Spatial Soundscape Superposition and Multimodal Interaction
PubDate: August 2020
Teams: University of AizuUniversity of Sydney
Writers: Michael CohenWilliam L. Martens
Contemporary listeners are exposed to overlaid cacophonies of sonic sources, both intentional and incidental. Such soundscape superposition can be usefully characterized by where such combination actually occurs: in the air, at the ears of listeners, in the auditory imagery subjectively evoked by such events, or in whatever audio equipment is used to mix, transmit, and display such signals. This chapter regards superposition of spatial soundscapes: physically, perceptually, and procedurally.

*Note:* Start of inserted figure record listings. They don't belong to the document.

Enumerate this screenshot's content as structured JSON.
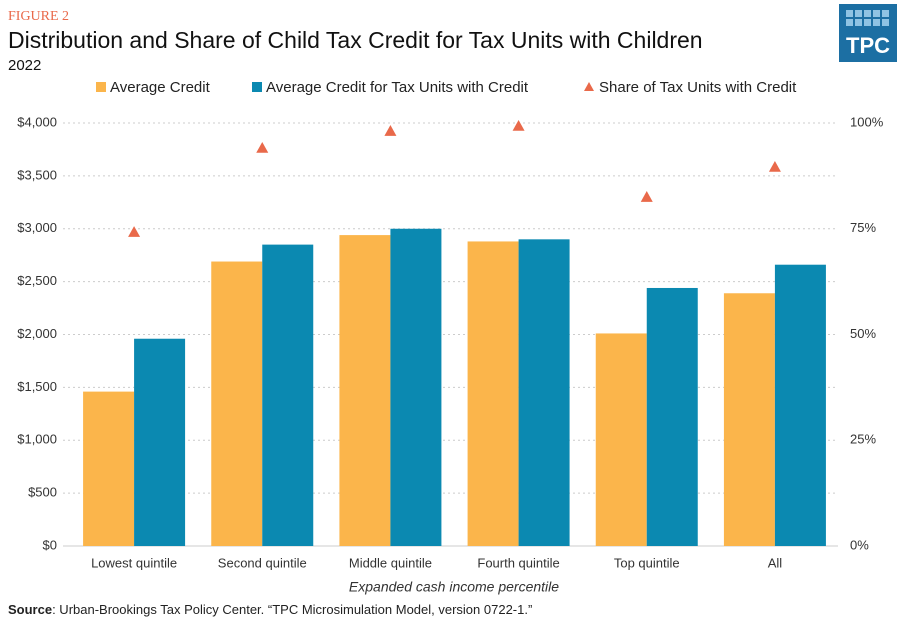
{
  "chart_data": {
    "type": "bar",
    "figure_label": "FIGURE 2",
    "title": "Distribution and Share of Child Tax Credit for Tax Units with Children",
    "subtitle": "2022",
    "logo": "TPC",
    "x_label": "Expanded cash income percentile",
    "source_label": "Source",
    "source_text": ": Urban-Brookings Tax Policy Center. “TPC Microsimulation Model, version 0722-1.”",
    "categories": [
      "Lowest quintile",
      "Second quintile",
      "Middle quintile",
      "Fourth quintile",
      "Top quintile",
      "All"
    ],
    "series": [
      {
        "name": "Average Credit",
        "type": "bar",
        "color": "#fbb54b",
        "values": [
          1460,
          2690,
          2940,
          2880,
          2010,
          2390
        ]
      },
      {
        "name": "Average Credit for Tax Units with Credit",
        "type": "bar",
        "color": "#0b89b1",
        "values": [
          1960,
          2850,
          3000,
          2900,
          2440,
          2660
        ]
      },
      {
        "name": "Share of Tax Units with Credit",
        "type": "scatter",
        "axis": "y2",
        "color": "#e9694a",
        "values": [
          74.2,
          94.1,
          98.1,
          99.3,
          82.5,
          89.6
        ]
      }
    ],
    "ylim": [
      0,
      4000
    ],
    "yticks": [
      {
        "value": 0,
        "label": "$0"
      },
      {
        "value": 500,
        "label": "$500"
      },
      {
        "value": 1000,
        "label": "$1,000"
      },
      {
        "value": 1500,
        "label": "$1,500"
      },
      {
        "value": 2000,
        "label": "$2,000"
      },
      {
        "value": 2500,
        "label": "$2,500"
      },
      {
        "value": 3000,
        "label": "$3,000"
      },
      {
        "value": 3500,
        "label": "$3,500"
      },
      {
        "value": 4000,
        "label": "$4,000"
      }
    ],
    "y2lim": [
      0,
      100
    ],
    "y2ticks": [
      {
        "value": 0,
        "label": "0%"
      },
      {
        "value": 25,
        "label": "25%"
      },
      {
        "value": 50,
        "label": "50%"
      },
      {
        "value": 75,
        "label": "75%"
      },
      {
        "value": 100,
        "label": "100%"
      }
    ],
    "grid": true
  }
}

Physical (acoustic) superposition describes such aspects as configuration of personal sound transducers, panning among multiple sources, speaker arrays, and the modern challenge of how to integrate and exploit mobile devices and “smart speakers.” Perceptual (subjective and psychological) superposition describes such aspects as binaural image formation, auditory objects and spaces, and multimodal sensory interpretation. Procedural (logical and cognitive) superposition describes higher-level relaxation of insistence upon literal auralization, leveraging idiom and convention to enhance practical expressiveness, metaphorical mappings between real objects and virtual position such as separation of direction and distance; range -compression and -indifference; layering of soundscapes; audio windowing, narrowcasting, and multipresence as strategies for managing privacy; and mixed reality deployments.